1) As a Moore fan (back then, anyway) I was excited about this story, especially with Swan, Schaffeberger and Perez on art chores. I think it still holds up quite well. At the time, it was just one of those Moore stories full of goose-bumpy moments and a nicely handled, growing sense of dread...with a happy ending at the last moment (for the record, this is how I like my stories...dance around the edges of darkness if you like, but don't wade hip-deep in misery and depravity just for the heck of it). I had no idea it would end up actually being THE LAST Superman story for many, many years.

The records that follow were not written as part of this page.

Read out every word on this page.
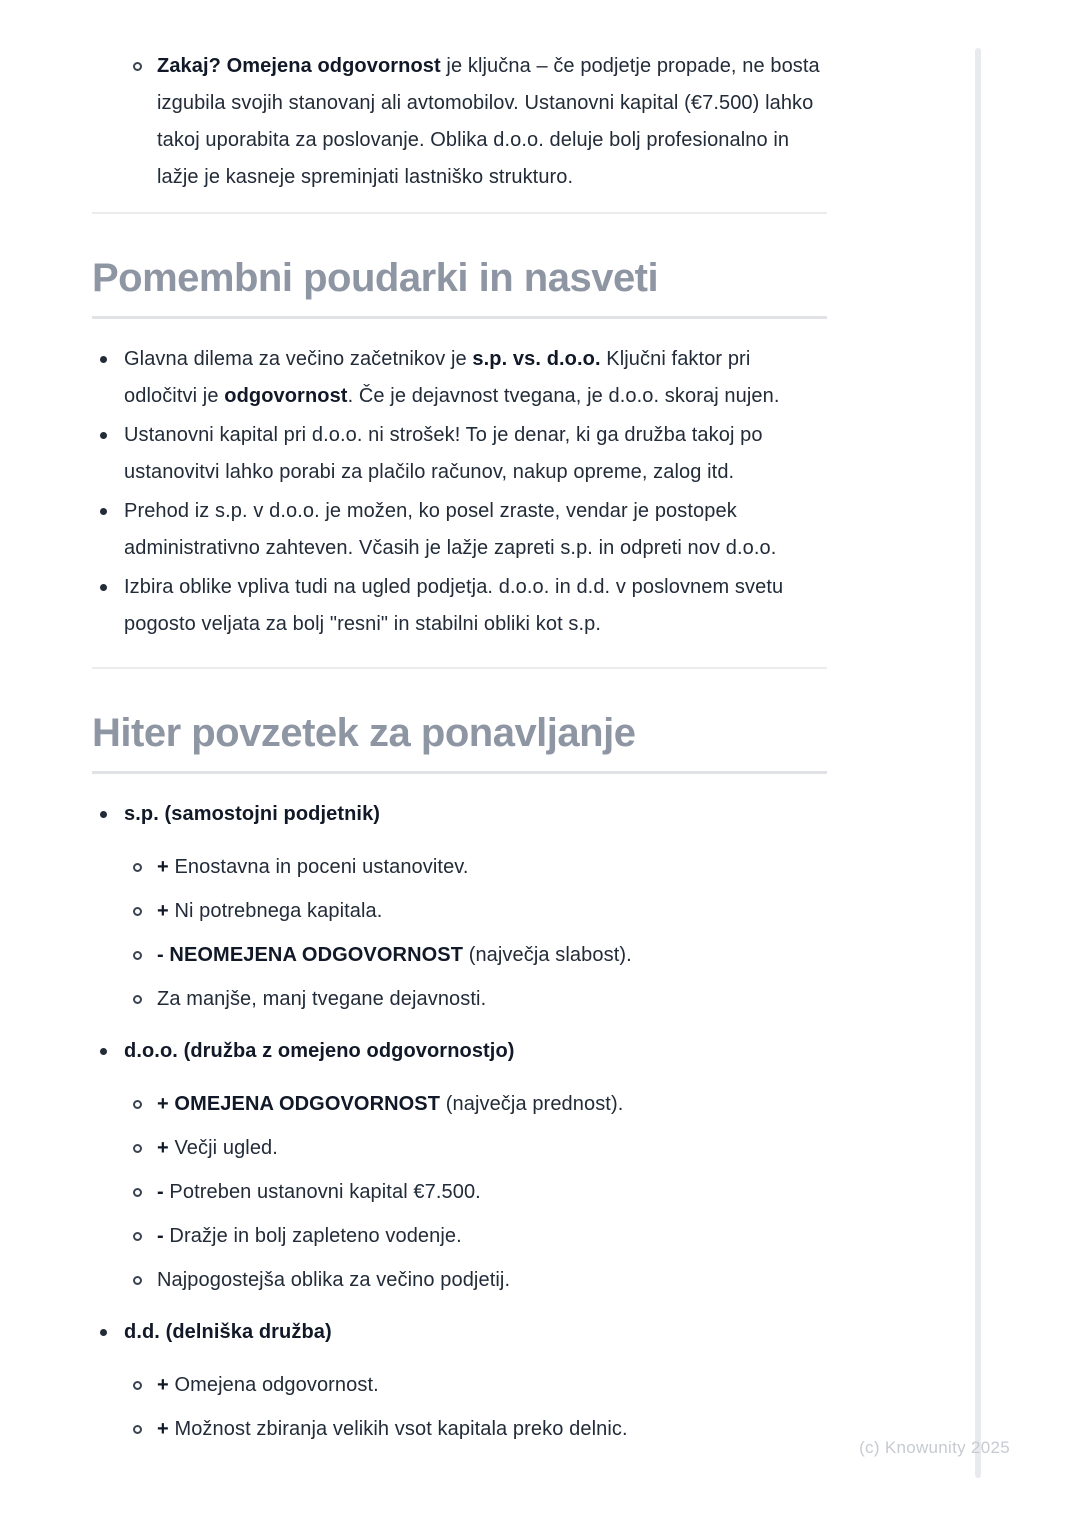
Zakaj? Omejena odgovornost je ključna – če podjetje propade, ne bosta izgubila svojih stanovanj ali avtomobilov. Ustanovni kapital (€7.500) lahko takoj uporabita za poslovanje. Oblika d.o.o. deluje bolj profesionalno in lažje je kasneje spreminjati lastniško strukturo.

Pomembni poudarki in nasveti

Glavna dilema za večino začetnikov je s.p. vs. d.o.o. Ključni faktor pri odločitvi je odgovornost. Če je dejavnost tvegana, je d.o.o. skoraj nujen.

Ustanovni kapital pri d.o.o. ni strošek! To je denar, ki ga družba takoj po ustanovitvi lahko porabi za plačilo računov, nakup opreme, zalog itd.

Prehod iz s.p. v d.o.o. je možen, ko posel zraste, vendar je postopek administrativno zahteven. Včasih je lažje zapreti s.p. in odpreti nov d.o.o.

Izbira oblike vpliva tudi na ugled podjetja. d.o.o. in d.d. v poslovnem svetu pogosto veljata za bolj "resni" in stabilni obliki kot s.p.

Hiter povzetek za ponavljanje

s.p. (samostojni podjetnik)

+ Enostavna in poceni ustanovitev.

+ Ni potrebnega kapitala.

- NEOMEJENA ODGOVORNOST (največja slabost).

Za manjše, manj tvegane dejavnosti.

d.o.o. (družba z omejeno odgovornostjo)

+ OMEJENA ODGOVORNOST (največja prednost).

+ Večji ugled.

- Potreben ustanovni kapital €7.500.

- Dražje in bolj zapleteno vodenje.

Najpogostejša oblika za večino podjetij.

d.d. (delniška družba)

+ Omejena odgovornost.

+ Možnost zbiranja velikih vsot kapitala preko delnic.

(c) Knowunity 2025
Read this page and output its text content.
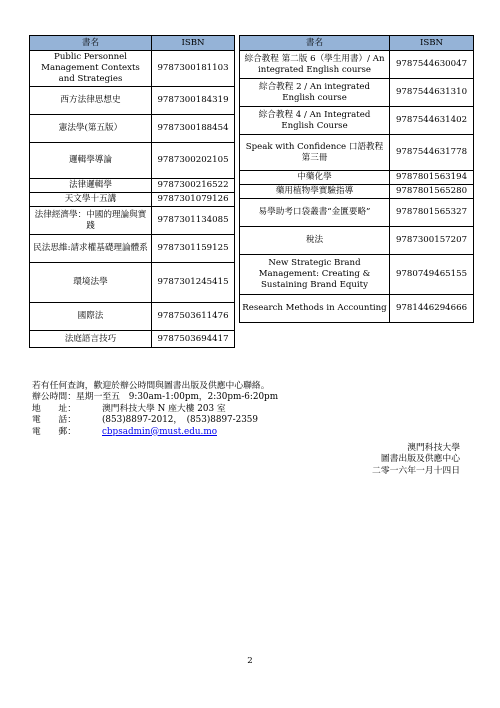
書名	ISBN
Public Personnel Management Contexts and Strategies	9787300181103
西方法律思想史	9787300184319
憲法學(第五版）	9787300188454
邏輯學導論	9787300202105
法律邏輯學	9787300216522
天文學十五講	9787301079126
法律經濟學：中國的理論與實踐	9787301134085
民法思維:請求權基礎理論體系	9787301159125
環境法學	9787301245415
國際法	9787503611476
法庭語言技巧	9787503694417
書名	ISBN
綜合教程 第二版 6（學生用書）/ An integrated English course	9787544630047
綜合教程 2 / An integrated English course	9787544631310
綜合教程 4 / An Integrated English Course	9787544631402
Speak with Confidence 口語教程 第三冊	9787544631778
中藥化學	9787801563194
藥用植物學實驗指導	9787801565280
易學助考口袋叢書“金匱要略”	9787801565327
稅法	9787300157207
New Strategic Brand Management: Creating & Sustaining Brand Equity	9780749465155
Research Methods in Accounting	9781446294666
若有任何查詢，歡迎於辦公時間與圖書出版及供應中心聯絡。
辦公時間：星期一至五　9:30am-1:00pm，2:30pm-6:20pm
地　　址：	澳門科技大學 N 座大樓 203 室
電　　話：	(853)8897-2012，　(853)8897-2359
電　　郵：	cbpsadmin@must.edu.mo
澳門科技大學
圖書出版及供應中心
二零一六年一月十四日
2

2) I was unconvinced in 1986 that DC in general needed a reboot, and I still think it was unnecessary. As for Superman in particular, I was willing to approach the reboot with an open mind, and I still have the issue of Amazing Heroes that came out a month or two before MOS #1, and which I pored over in detail more than once. I liked that Byrne liked the old TV show (at this point I didn't realize his ENTIRE knowledge of Superman came from films and TV) and some of his other plans were intriguing. I also looked forward to his teaming with Dick Giordano and...joy!...Terry Austin, since I had by then come to loathe Byrne's inks over his own pencils (I dropped the FF until Ordway came on to clean up the art).
I was unimpressed with MOS, which I found light-weight and padded. It was so simple-minded it felt like one of those Power Records comics of the 70s. Superman #1 was a bit better thanks to Terry's inks, but the writing was on the wall already; Superman is lying face down and beaten on the cover (of his own first issue!!!) and spends the whole book getting his clock cleaned. After that, there were very few bright spots. I didn't mind the Lori Lemaris story too much (since it was pretty much a remake of the original) and I was okay with the first Mxyzptlk. But there was also Supes sleeping with Amazing Grace (ick!) and killing people on Apokolips, Bloodsport killing everyone in a McDonalds, Superman making a porn movie with Big Barda (what the...?), the abysmal "Pocket Universe" travesty and the piece de resistance, the murder of the Phantom Zone criminals.
So, short answer: I was ready to like the reboot, but that wore off fast.
3) One of the low points of comics, period. The murders are bad enough, but they come on top of several issues of the most bleak, hopeless, gruesome storyline ever printed. A whole planet of people destroyed, all heroes killed, yadda yadda. Byrne bent over backward to create a situation where Superman would "have to" kill. That anyone could even imagine such a hopeless, dark scenario is bad enough; that he could take the time to draw it all is even worse. That someone at DC thought a person with such a mentality was in any way suited to write Superman is just sad.
4) A cheap stunt, unworthy of the character. If you're going to kill Superman, let Lex Luthor do it, or even Brainiac, not some 5th-rate non-character invented for that specific purpose. The death carried no emotional weight whatever. The ultimate irony is that DC got what they wanted -- extensive press coverage -- and it backfired on them. There are people who think Superman is still dead and has not been in print since 1993. In the immortal words of Nelson Muntz: "HAAAA-HA!"
5) Avoided it like the plague.
6) Not a very interesting book. I liked the proposal, but by the time of the wedding I'd quit collecting and just bought the album as a one-off. The art was pretty choppy throughout...even the Swan and Cardy pages were a let down. Ultimately not the big thrill you'd expect after 60 years of build-up. And I think most fans agree, a bad idea to boot.
7) I was long gone by the time of the blue suit. I will say, though, that its presence in the earliest issues of JLA kept me from ever collecting that title.
I have to confess I haven't read "Birthright." From what I know of it, it sounds okay. But as the song goes (more or less) what the world needs now is another Superman origin like I need a hole in my head.